To structure this focus, we developed three content personas representing the emotional and entrepreneurial stages of business owners during the pandemic:
- The Humanist: “Help me do the right thing.”
- The Pragmatist: “Help me keep managing my business.”
- The Futurist: “Help me prepare for long-term success.”
As we create content for the Square audience, we vet pitches against these three personas, ensuring the content is meeting one (or all) of their needs, both emotionally and pragmatically.
Plan for Resilience
This cycle of uncertainty, reaction, and adaptation is not unique to the COVID-19 pandemic. In shaping these personas for an unpredictable moment in global history, we realized that business owners experience these highs and lows on a regular basis. Economic trends are always in flux, and rapid industry shifts (like the boom of eCommerce) can take an entrepreneur on solid footing and force them to consider new business models in order to adapt and grow.
In crafting these personas, we built them with the intention to be scalable and modular. There will be times when global events dictate more content geared toward a humanist business owner persona, who needs to make sense of a challenging time. And there will be moments when business owners want to look to the future, to take a breath, and understand where they can level up their skills.

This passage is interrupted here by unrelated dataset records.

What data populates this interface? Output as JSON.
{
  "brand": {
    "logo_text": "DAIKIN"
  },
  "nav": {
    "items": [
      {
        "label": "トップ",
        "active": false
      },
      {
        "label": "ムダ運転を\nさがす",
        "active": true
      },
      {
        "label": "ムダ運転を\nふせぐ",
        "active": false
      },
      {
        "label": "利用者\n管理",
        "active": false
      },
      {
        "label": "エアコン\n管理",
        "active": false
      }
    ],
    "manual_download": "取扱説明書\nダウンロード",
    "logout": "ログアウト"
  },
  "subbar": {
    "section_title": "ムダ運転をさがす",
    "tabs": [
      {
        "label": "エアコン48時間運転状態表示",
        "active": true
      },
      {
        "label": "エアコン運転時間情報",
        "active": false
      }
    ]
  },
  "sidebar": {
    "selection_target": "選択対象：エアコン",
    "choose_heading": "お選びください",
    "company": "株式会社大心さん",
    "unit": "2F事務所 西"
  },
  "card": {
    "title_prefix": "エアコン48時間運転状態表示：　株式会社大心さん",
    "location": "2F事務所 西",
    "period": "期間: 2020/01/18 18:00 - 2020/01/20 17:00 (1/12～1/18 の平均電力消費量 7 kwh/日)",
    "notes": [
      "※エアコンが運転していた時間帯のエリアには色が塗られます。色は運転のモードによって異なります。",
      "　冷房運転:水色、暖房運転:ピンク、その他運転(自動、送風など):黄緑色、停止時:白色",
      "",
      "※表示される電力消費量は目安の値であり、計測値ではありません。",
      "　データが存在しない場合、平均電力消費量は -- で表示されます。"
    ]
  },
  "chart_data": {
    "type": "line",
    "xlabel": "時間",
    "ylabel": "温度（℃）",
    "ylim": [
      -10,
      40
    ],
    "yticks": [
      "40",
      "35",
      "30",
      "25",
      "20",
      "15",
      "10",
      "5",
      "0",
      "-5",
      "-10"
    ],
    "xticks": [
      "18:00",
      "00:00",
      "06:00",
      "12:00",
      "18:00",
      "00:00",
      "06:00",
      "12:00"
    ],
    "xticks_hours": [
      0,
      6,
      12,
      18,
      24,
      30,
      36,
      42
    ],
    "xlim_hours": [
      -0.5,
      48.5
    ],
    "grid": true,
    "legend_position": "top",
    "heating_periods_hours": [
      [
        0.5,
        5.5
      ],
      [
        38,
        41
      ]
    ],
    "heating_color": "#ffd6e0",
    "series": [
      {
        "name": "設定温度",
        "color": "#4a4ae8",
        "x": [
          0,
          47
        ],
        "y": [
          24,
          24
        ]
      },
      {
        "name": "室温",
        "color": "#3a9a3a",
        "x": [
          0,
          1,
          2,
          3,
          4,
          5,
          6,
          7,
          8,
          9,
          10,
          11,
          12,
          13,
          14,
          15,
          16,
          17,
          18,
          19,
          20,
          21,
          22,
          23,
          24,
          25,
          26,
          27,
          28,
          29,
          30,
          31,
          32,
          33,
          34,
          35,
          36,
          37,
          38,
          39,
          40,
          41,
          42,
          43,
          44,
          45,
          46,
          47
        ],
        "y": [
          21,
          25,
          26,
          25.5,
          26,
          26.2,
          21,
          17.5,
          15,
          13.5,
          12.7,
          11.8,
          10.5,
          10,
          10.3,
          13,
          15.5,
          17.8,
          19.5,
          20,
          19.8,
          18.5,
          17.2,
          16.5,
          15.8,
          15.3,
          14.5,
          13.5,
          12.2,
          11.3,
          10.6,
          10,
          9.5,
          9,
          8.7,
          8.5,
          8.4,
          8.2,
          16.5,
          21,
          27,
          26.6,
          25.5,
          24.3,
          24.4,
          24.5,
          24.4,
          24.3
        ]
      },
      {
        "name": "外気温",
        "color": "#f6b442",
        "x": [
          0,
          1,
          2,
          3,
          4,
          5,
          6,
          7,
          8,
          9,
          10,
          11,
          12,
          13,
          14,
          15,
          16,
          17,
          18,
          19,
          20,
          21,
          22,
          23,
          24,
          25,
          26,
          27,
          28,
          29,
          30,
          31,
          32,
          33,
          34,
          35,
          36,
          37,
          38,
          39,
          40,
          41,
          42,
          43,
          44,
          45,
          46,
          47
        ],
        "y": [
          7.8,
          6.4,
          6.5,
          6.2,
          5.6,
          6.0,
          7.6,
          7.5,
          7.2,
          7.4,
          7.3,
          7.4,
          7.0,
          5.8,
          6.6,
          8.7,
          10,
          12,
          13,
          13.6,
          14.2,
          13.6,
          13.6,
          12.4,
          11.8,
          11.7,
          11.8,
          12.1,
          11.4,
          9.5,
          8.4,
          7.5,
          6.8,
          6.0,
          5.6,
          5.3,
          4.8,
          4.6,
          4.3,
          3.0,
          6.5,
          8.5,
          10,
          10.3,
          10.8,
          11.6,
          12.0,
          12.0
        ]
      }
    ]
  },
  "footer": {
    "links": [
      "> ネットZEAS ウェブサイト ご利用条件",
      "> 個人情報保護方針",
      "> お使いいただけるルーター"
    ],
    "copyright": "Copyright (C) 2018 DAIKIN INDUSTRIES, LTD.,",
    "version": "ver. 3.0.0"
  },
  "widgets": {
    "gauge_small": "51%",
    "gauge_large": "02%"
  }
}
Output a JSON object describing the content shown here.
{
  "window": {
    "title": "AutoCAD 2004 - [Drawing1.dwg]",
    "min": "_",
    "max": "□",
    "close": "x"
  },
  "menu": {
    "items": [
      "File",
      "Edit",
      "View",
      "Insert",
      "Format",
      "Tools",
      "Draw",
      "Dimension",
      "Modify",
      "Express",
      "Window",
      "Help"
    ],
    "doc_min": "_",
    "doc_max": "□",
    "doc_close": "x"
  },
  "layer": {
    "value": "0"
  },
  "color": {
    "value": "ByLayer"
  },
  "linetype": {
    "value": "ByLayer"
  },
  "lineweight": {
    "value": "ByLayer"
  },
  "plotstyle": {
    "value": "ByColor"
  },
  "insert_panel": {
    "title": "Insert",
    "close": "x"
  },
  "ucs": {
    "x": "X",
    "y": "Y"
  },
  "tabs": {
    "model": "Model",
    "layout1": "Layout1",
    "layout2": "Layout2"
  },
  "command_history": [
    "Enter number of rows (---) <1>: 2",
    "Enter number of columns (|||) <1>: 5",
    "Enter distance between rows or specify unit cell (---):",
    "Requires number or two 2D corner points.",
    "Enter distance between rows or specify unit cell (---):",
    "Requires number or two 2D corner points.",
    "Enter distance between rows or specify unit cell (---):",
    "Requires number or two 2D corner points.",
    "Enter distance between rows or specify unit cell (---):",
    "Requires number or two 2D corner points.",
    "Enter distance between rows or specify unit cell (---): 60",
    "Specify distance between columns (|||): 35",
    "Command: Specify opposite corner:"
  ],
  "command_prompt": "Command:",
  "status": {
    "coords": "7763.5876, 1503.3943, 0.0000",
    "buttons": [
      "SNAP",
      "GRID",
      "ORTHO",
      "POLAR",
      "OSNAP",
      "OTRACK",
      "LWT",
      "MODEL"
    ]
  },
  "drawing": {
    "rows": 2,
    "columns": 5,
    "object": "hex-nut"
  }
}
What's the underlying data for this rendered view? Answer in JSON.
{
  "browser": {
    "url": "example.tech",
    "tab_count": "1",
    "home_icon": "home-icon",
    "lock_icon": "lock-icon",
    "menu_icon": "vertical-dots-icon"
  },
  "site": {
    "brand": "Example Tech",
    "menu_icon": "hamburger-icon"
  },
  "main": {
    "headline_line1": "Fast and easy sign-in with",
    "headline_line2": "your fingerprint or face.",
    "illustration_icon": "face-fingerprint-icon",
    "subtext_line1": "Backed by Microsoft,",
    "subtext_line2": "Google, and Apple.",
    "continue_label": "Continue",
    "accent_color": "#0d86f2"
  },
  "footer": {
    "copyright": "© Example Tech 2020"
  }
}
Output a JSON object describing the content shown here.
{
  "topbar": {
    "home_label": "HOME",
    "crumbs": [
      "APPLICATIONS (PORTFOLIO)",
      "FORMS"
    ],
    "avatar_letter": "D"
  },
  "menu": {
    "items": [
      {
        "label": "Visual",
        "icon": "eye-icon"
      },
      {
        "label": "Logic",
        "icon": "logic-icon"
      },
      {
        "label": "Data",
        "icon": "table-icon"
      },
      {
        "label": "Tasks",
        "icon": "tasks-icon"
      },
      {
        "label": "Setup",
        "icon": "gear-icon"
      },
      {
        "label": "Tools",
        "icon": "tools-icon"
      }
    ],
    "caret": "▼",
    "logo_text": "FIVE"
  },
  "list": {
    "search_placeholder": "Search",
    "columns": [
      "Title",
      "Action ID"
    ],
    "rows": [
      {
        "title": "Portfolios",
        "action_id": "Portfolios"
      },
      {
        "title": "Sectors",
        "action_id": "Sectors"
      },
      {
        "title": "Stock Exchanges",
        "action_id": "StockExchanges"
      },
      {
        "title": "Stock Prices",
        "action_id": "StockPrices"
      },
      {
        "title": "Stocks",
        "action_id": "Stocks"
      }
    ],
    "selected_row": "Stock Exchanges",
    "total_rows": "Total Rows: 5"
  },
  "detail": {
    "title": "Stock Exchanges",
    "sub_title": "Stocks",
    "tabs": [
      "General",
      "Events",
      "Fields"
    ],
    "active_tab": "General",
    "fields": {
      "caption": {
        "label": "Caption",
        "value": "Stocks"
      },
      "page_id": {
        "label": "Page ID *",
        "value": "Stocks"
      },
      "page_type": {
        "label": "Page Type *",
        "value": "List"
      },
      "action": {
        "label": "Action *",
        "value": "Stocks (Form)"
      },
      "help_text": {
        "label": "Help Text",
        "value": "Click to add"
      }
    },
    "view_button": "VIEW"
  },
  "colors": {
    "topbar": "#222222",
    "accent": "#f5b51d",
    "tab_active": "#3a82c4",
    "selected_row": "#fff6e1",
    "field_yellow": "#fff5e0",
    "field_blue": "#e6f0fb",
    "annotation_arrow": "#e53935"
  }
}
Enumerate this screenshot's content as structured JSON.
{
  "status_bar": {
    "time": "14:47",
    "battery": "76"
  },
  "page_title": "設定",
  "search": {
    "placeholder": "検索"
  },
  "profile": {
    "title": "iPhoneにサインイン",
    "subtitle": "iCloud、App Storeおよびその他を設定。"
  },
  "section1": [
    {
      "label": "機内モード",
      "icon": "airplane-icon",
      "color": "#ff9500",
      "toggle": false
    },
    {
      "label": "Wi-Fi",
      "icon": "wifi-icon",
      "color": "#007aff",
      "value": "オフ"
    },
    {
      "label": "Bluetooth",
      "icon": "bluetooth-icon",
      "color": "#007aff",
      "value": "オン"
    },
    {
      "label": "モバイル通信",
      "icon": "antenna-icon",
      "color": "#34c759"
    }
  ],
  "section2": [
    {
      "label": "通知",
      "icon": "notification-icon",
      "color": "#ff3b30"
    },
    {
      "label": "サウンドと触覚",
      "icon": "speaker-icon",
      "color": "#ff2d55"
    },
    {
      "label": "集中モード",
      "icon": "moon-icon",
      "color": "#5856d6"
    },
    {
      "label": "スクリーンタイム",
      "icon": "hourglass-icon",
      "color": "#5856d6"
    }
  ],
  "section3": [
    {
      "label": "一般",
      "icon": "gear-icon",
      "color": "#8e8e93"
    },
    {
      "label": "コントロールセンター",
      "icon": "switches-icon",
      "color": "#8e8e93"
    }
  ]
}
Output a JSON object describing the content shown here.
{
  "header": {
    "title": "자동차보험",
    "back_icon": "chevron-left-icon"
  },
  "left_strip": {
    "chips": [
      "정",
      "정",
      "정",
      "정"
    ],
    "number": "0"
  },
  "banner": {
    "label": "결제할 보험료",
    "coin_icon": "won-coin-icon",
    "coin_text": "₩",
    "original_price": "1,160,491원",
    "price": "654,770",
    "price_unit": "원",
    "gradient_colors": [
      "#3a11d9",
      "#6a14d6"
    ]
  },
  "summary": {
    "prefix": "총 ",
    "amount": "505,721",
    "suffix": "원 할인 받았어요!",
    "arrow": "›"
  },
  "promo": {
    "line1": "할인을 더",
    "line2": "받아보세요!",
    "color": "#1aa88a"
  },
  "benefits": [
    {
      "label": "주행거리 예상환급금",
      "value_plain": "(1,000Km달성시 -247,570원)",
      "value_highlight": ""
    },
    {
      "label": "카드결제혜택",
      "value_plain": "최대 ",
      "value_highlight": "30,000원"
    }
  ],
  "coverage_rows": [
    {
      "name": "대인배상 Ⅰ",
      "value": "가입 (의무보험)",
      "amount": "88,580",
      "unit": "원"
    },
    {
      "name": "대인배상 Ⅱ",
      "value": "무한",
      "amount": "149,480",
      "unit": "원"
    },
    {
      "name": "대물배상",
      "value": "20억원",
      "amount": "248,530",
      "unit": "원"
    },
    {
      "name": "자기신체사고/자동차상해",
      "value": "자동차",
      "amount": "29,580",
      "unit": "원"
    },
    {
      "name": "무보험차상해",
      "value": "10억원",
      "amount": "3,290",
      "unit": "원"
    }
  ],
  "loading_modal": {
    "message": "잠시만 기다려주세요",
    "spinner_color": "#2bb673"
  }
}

In developing this content strategy for Square, the goal was not just to be there for business owners during this unique moment, but to be there for every moment, with actionable advice and a community of people just like them.
Share Your Methodology
It’s not enough to have a documented strategy. To ensure it’s implemented, iterative, and long-lasting, everyone in the marketing organization needs to understand it. From the methodologies behind your strategy research, to the micro decisions content marketers make to get a piece of content published on a hub, everyone on the team needs to understand the value of content in owning key conversations for a brand and its audience.
For Square, we took our “new normal” strategy and introduced it to a team of over 80 marketers in a period of two sessions. The first set the stage for the value of a content marketing strategy, and how each asset communicates the goals, needs, and objectives of the brand. And for Square, we faced the challenge of positioning content marketing as an audience-first marketing channel.
Just like our content approach for Square’s audience of business owners, this information needed to be clear, accessible, and even entertaining.
Once the broader team understood the “why” behind content marketing, we used our second session to dive into the “how.” How would we take something as disruptive as COVID-19 and use it to reshape how the brand spoke to its audience?
Using this method, we could back all of our key storytelling decisions into a framework for content marketing success, giving the broader team a successful foundation to test ideas, propose content, and understand how it connects to the deeper parts of the funnel.
COVID-19 was not a disruptive force on Square’s content marketing strategy, but rather an opportunity to refocus its efforts on empowering business owners to not only survive an unprecedented moment, but to thrive in spite of it. And by laddering this mission and our insights into a strong content marketing methodology, we’ve established a plan that can weather marketing trends (and economic uncertainty) for years to come.